La Dichiarazione universale dei diritti umani dell'ONU. Il 10 dicembre 1948, a Parigi, venne firmata da 48 nazioni del mondo la prima, unica, definitiva Dichiarazione dei Diritti Umani. All’indomani di due guerre mondiali violentissime, la giovane Organizzazione delle Nazioni Unite (nata nel 1945) si riunì per creare una carta composta da 30 articoli, suddivisa in 7 grandi temi, dettagliatamente incentrati sulla tutela dei diritti e della dignità di singoli individui, di popoli, di comunità, di culture, di idee. È un regolamento etico di importanza storica, perché è il primo e unico documento che definisce ed elenca universalmente (cioè in ogni epoca storica e in ogni parte del mondo) i diritti che spettano all'essere umano, come individuo e come parte di qualsiasi comunità.
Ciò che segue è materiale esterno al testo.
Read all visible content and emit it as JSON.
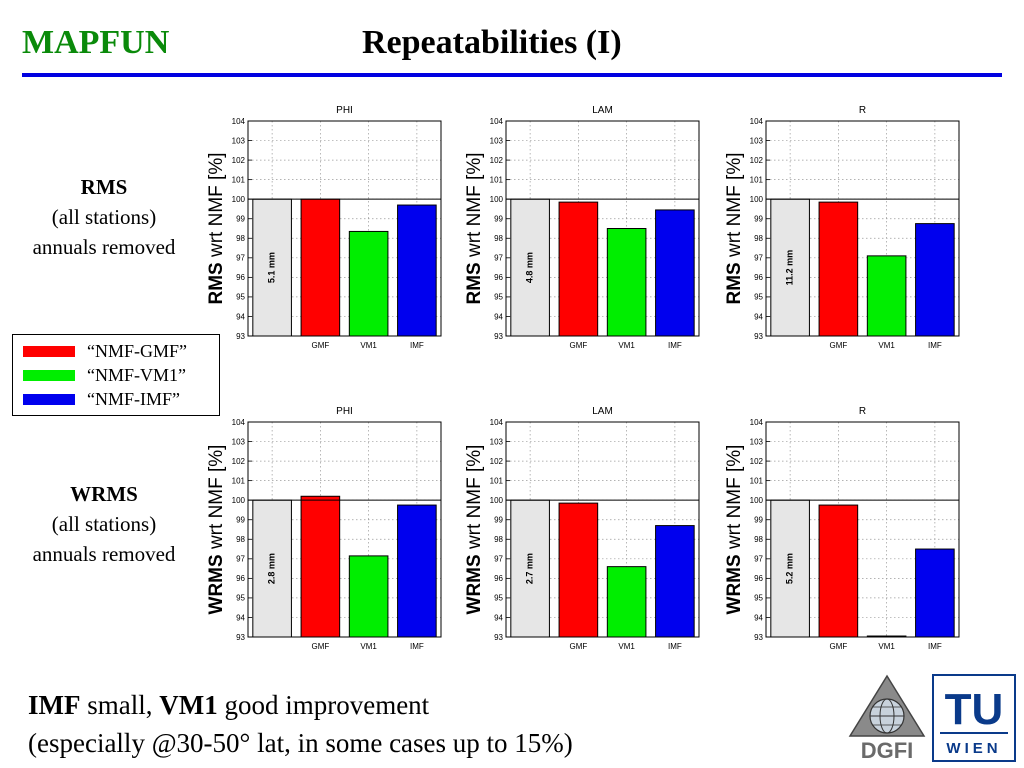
{
  "header": {
    "brand": "MAPFUN",
    "title": "Repeatabilities (I)"
  },
  "rows": [
    {
      "label_bold": "RMS",
      "line2": "(all stations)",
      "line3": "annuals removed"
    },
    {
      "label_bold": "WRMS",
      "line2": "(all stations)",
      "line3": "annuals removed"
    }
  ],
  "legend": {
    "items": [
      {
        "label": "“NMF-GMF”",
        "color": "#ff0000"
      },
      {
        "label": "“NMF-VM1”",
        "color": "#00ee00"
      },
      {
        "label": "“NMF-IMF”",
        "color": "#0000ee"
      }
    ]
  },
  "chart_data": [
    {
      "type": "bar",
      "title": "PHI",
      "ylabel_bold": "RMS",
      "ylabel_rest": " wrt NMF [%]",
      "ylim": [
        93,
        104
      ],
      "yticks": [
        93,
        94,
        95,
        96,
        97,
        98,
        99,
        100,
        101,
        102,
        103,
        104
      ],
      "categories": [
        "",
        "GMF",
        "VM1",
        "IMF"
      ],
      "values": [
        100,
        100.0,
        98.35,
        99.7
      ],
      "colors": [
        "#e6e6e6",
        "#ff0000",
        "#00ee00",
        "#0000ee"
      ],
      "ref_label": "5.1 mm",
      "grid": true
    },
    {
      "type": "bar",
      "title": "LAM",
      "ylabel_bold": "RMS",
      "ylabel_rest": " wrt NMF [%]",
      "ylim": [
        93,
        104
      ],
      "yticks": [
        93,
        94,
        95,
        96,
        97,
        98,
        99,
        100,
        101,
        102,
        103,
        104
      ],
      "categories": [
        "",
        "GMF",
        "VM1",
        "IMF"
      ],
      "values": [
        100,
        99.85,
        98.5,
        99.45
      ],
      "colors": [
        "#e6e6e6",
        "#ff0000",
        "#00ee00",
        "#0000ee"
      ],
      "ref_label": "4.8 mm",
      "grid": true
    },
    {
      "type": "bar",
      "title": "R",
      "ylabel_bold": "RMS",
      "ylabel_rest": " wrt NMF [%]",
      "ylim": [
        93,
        104
      ],
      "yticks": [
        93,
        94,
        95,
        96,
        97,
        98,
        99,
        100,
        101,
        102,
        103,
        104
      ],
      "categories": [
        "",
        "GMF",
        "VM1",
        "IMF"
      ],
      "values": [
        100,
        99.85,
        97.1,
        98.75
      ],
      "colors": [
        "#e6e6e6",
        "#ff0000",
        "#00ee00",
        "#0000ee"
      ],
      "ref_label": "11.2 mm",
      "grid": true
    },
    {
      "type": "bar",
      "title": "PHI",
      "ylabel_bold": "WRMS",
      "ylabel_rest": " wrt NMF [%]",
      "ylim": [
        93,
        104
      ],
      "yticks": [
        93,
        94,
        95,
        96,
        97,
        98,
        99,
        100,
        101,
        102,
        103,
        104
      ],
      "categories": [
        "",
        "GMF",
        "VM1",
        "IMF"
      ],
      "values": [
        100,
        100.2,
        97.15,
        99.75
      ],
      "colors": [
        "#e6e6e6",
        "#ff0000",
        "#00ee00",
        "#0000ee"
      ],
      "ref_label": "2.8 mm",
      "grid": true
    },
    {
      "type": "bar",
      "title": "LAM",
      "ylabel_bold": "WRMS",
      "ylabel_rest": " wrt NMF [%]",
      "ylim": [
        93,
        104
      ],
      "yticks": [
        93,
        94,
        95,
        96,
        97,
        98,
        99,
        100,
        101,
        102,
        103,
        104
      ],
      "categories": [
        "",
        "GMF",
        "VM1",
        "IMF"
      ],
      "values": [
        100,
        99.85,
        96.6,
        98.7
      ],
      "colors": [
        "#e6e6e6",
        "#ff0000",
        "#00ee00",
        "#0000ee"
      ],
      "ref_label": "2.7 mm",
      "grid": true
    },
    {
      "type": "bar",
      "title": "R",
      "ylabel_bold": "WRMS",
      "ylabel_rest": " wrt NMF [%]",
      "ylim": [
        93,
        104
      ],
      "yticks": [
        93,
        94,
        95,
        96,
        97,
        98,
        99,
        100,
        101,
        102,
        103,
        104
      ],
      "categories": [
        "",
        "GMF",
        "VM1",
        "IMF"
      ],
      "values": [
        100,
        99.75,
        93.05,
        97.5
      ],
      "colors": [
        "#e6e6e6",
        "#ff0000",
        "#00ee00",
        "#0000ee"
      ],
      "ref_label": "5.2 mm",
      "grid": true
    }
  ],
  "footer": {
    "line1_b1": "IMF",
    "line1_t1": " small, ",
    "line1_b2": "VM1",
    "line1_t2": " good improvement",
    "line2": "(especially @30-50° lat, in some cases up to 15%)"
  },
  "logos": {
    "dgfi": "DGFI",
    "tu": "TU",
    "wien": "WIEN",
    "dgfi_color": "#6a6a6a",
    "tu_color": "#0a3a8a"
  }
}
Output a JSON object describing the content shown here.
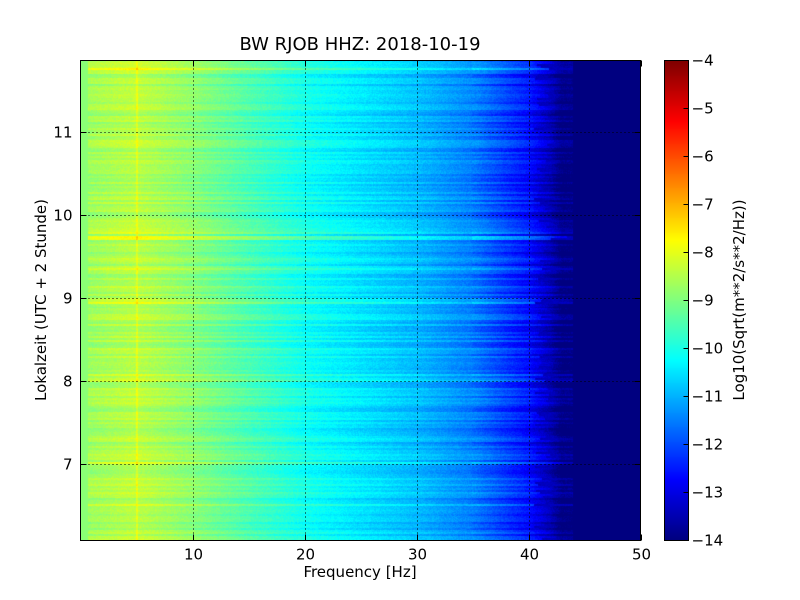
{
  "chart_data": {
    "type": "heatmap",
    "title": "BW RJOB HHZ: 2018-10-19",
    "xlabel": "Frequency [Hz]",
    "ylabel": "Lokalzeit (UTC + 2 Stunde)",
    "xlim": [
      0,
      50
    ],
    "ylim": [
      11.86,
      6.08
    ],
    "y_inverted": true,
    "xticks": [
      10,
      20,
      30,
      40,
      50
    ],
    "xtick_labels": [
      "10",
      "20",
      "30",
      "40",
      "50"
    ],
    "yticks": [
      7,
      8,
      9,
      10,
      11
    ],
    "ytick_labels": [
      "7",
      "8",
      "9",
      "10",
      "11"
    ],
    "grid": true,
    "colormap": "jet",
    "colorbar": {
      "label": "Log10(Sqrt(m**2/s**2/Hz))",
      "range": [
        -14,
        -4
      ],
      "ticks": [
        -4,
        -5,
        -6,
        -7,
        -8,
        -9,
        -10,
        -11,
        -12,
        -13,
        -14
      ],
      "tick_labels": [
        "−4",
        "−5",
        "−6",
        "−7",
        "−8",
        "−9",
        "−10",
        "−11",
        "−12",
        "−13",
        "−14"
      ]
    },
    "typical_spectrum": {
      "frequency_hz": [
        0.5,
        5,
        10,
        15,
        20,
        25,
        30,
        35,
        40,
        42,
        43,
        50
      ],
      "log10_amplitude": [
        -8.7,
        -8.4,
        -8.9,
        -9.5,
        -10.1,
        -10.5,
        -10.9,
        -11.5,
        -12.6,
        -13.4,
        -14,
        -14
      ]
    }
  }
}
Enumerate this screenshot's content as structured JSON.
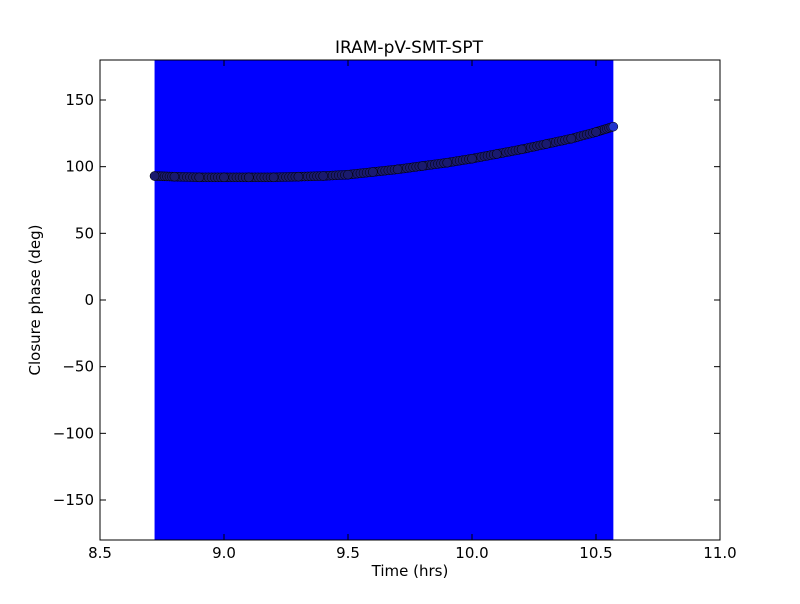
{
  "chart_data": {
    "type": "scatter",
    "title": "IRAM-pV-SMT-SPT",
    "xlabel": "Time (hrs)",
    "ylabel": "Closure phase (deg)",
    "xlim": [
      8.5,
      11.0
    ],
    "ylim": [
      -180,
      180
    ],
    "xticks": [
      8.5,
      9.0,
      9.5,
      10.0,
      10.5,
      11.0
    ],
    "xtick_labels": [
      "8.5",
      "9.0",
      "9.5",
      "10.0",
      "10.5",
      "11.0"
    ],
    "yticks": [
      150,
      100,
      50,
      0,
      -50,
      -100,
      -150
    ],
    "ytick_labels": [
      "150",
      "100",
      "50",
      "0",
      "−50",
      "−100",
      "−150"
    ],
    "grid": false,
    "legend": "none",
    "shaded_band": {
      "x_start": 8.72,
      "x_end": 10.57,
      "color": "#0000ff"
    },
    "series": [
      {
        "marker": "circle",
        "color": "#1a1a6e",
        "x": [
          8.72,
          8.8,
          8.9,
          9.0,
          9.1,
          9.2,
          9.3,
          9.4,
          9.5,
          9.6,
          9.7,
          9.8,
          9.9,
          10.0,
          10.1,
          10.2,
          10.3,
          10.4,
          10.5,
          10.57
        ],
        "y": [
          93,
          92.5,
          92,
          92,
          92,
          92,
          92.5,
          93,
          94,
          96,
          98,
          100.5,
          103,
          106,
          109.5,
          113,
          117,
          121,
          126,
          130
        ]
      }
    ]
  }
}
Alcuni dei diritti lacerati del nostro tempo. Ogni anno, Amnesty International denuncia le violazioni dei diritti umani nel mondo. Afghanistan, Siria, Iraq, Yemen e alcune regioni dell’Africa registrano un alto numero di vittime negli ultimi due anni. In particolare, le prime due nazioni contano oltre 71.000 decessi dovuti a conflitti armati, superando di diverse unità Iraq (36.891) e Yemen (33.353). Tra il 2017 e il 2018 circa 193.000 persone sono morte in Africa, Asia e Medio Oriente, a causa di repressione del dissenso, pena di morte, attacchi ai difensori dei diritti umani e ai giornalisti, conflitti armati, violenze, torture e impunità, pulizia etnica, odio, stupro. Riassumere il Rapporto 2017-2018 di Amnesty International è impossibile. Un documento che apre gli occhi e offre una panoramica impietosa delle violazioni dei diritti umani, dagli Stati più ricchi, Italia compresa, alle aree più povere.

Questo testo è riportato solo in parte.